Sergei Kirov’s opposition to Stalin
Kirov had stood up to Stalin on the issue of the Ryutin affair and prevented him from executing Ryutin. BY 1934 he also argued for a slowed pace of industrialisation, and reconciliation with the peasantry which would have included downgrading the powers of the NKVD. Stalin and Kirov had completely fallen out by summer 1934.
The Congress of Victors 1934 (17th party congress)
The aim of this congress was to celebrate the success of the first five year plan. Instead Kirov presented criticisms about the five year plans and was urged by delegates to replace Stalin as general secretary and the vote that day was massively in Kirov’s favour, but he declined to accept. This is also known as the ‘Congress of the Condemned’ as 1,108/1,996 delegates were arrested and 2/3 were executed in three years.

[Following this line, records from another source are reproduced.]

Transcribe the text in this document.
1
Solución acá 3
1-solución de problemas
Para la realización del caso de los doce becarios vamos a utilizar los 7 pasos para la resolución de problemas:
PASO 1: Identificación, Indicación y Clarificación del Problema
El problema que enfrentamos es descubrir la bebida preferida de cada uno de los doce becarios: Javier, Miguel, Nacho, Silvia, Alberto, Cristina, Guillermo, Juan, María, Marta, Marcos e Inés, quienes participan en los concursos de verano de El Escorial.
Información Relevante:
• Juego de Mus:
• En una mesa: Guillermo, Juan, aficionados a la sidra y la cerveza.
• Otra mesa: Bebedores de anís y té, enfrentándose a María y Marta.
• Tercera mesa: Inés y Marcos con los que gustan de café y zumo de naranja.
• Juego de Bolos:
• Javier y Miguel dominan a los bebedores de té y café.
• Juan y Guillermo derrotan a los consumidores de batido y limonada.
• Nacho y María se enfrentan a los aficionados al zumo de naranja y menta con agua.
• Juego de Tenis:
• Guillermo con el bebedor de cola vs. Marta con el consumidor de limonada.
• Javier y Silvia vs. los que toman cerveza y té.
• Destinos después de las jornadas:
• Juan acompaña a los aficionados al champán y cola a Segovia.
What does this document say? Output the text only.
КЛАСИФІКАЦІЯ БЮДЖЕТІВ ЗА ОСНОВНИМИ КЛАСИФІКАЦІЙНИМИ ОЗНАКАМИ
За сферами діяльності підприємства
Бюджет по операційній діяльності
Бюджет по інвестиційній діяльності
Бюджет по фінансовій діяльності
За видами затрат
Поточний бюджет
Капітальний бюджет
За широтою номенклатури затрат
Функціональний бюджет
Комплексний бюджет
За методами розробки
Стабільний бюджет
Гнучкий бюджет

Suspicious activity before the murder
The head of the Leningrad NKVD was Medved; his deputy was Zaporozhets. Z brought in personnel from Moscow which he refused to remove even after being told to by Medved and Kirov. Kirov asked Stalin to remove them, but he refused. Z had previously worked with Yagoda. Nikolayev was arrested with a gun and a ma of the route most taken by Kirov in the institute, but was released under instruction from Yagoda who was likely under instruction from Stalin and Zaporozhets was told not to put any obstacles in the way of a terrorist attack against Kirov.
The murder
At just past 4pm on 2nd of December 1934 Kirov entered the Smolny institute - Leningrad headquarters - leaving mis bodyguard downstairs. He did not notice the normal guards weren’t present. Leonid Nikolayev then emerged from the toilet and shot Kirov in the back of the head and fainted next to him. Kirov soon died and Nikolayev was arrested.
The assasin
Leonid Nikolayev, a man of ill health and a nervous disposition, had joined the party at 16 in 1920 and was suspended in march 1934 for disciplinary issues but was later reinstated. He developed a hatred for party bureaucracy and his wife, Milde Draule, was a secretary at Smolny and may have been having an affair with Kirov. A detailed plan and short manifesto were found in the briefcase he was carrying at the time of the murder.
Sergei Kirov
Born in 1886 to a lower middle class family, he lost his parents at a young age. He went to a vocational school where he met radicals and moved to Tomsk to join the Socialist Democratic party. He was instrumental in the October revolution and the consolidation of Bolshevik rule in the Caucuses. He was elected to the central committee in 1923 and became Leningrad secretary after the ousting of Zinoviev. He was popular in the party making him a threat to Stalin.
After the murder
Stalin came to Leningrad to question Nikolayev. When asked for his motive he pointed to the NKVD men and said ask them. Borisov the bodyguard was to be interrogated as well, but was killed in an ‘accident’ on the road to the station. All the NKVD men involved were sentenced to short labour terms with amazing conditions and the title of ‘assistant’ giving them power over other prisoners, but they were all shot in the late 1930's. Not one person there that day wasn’t purged.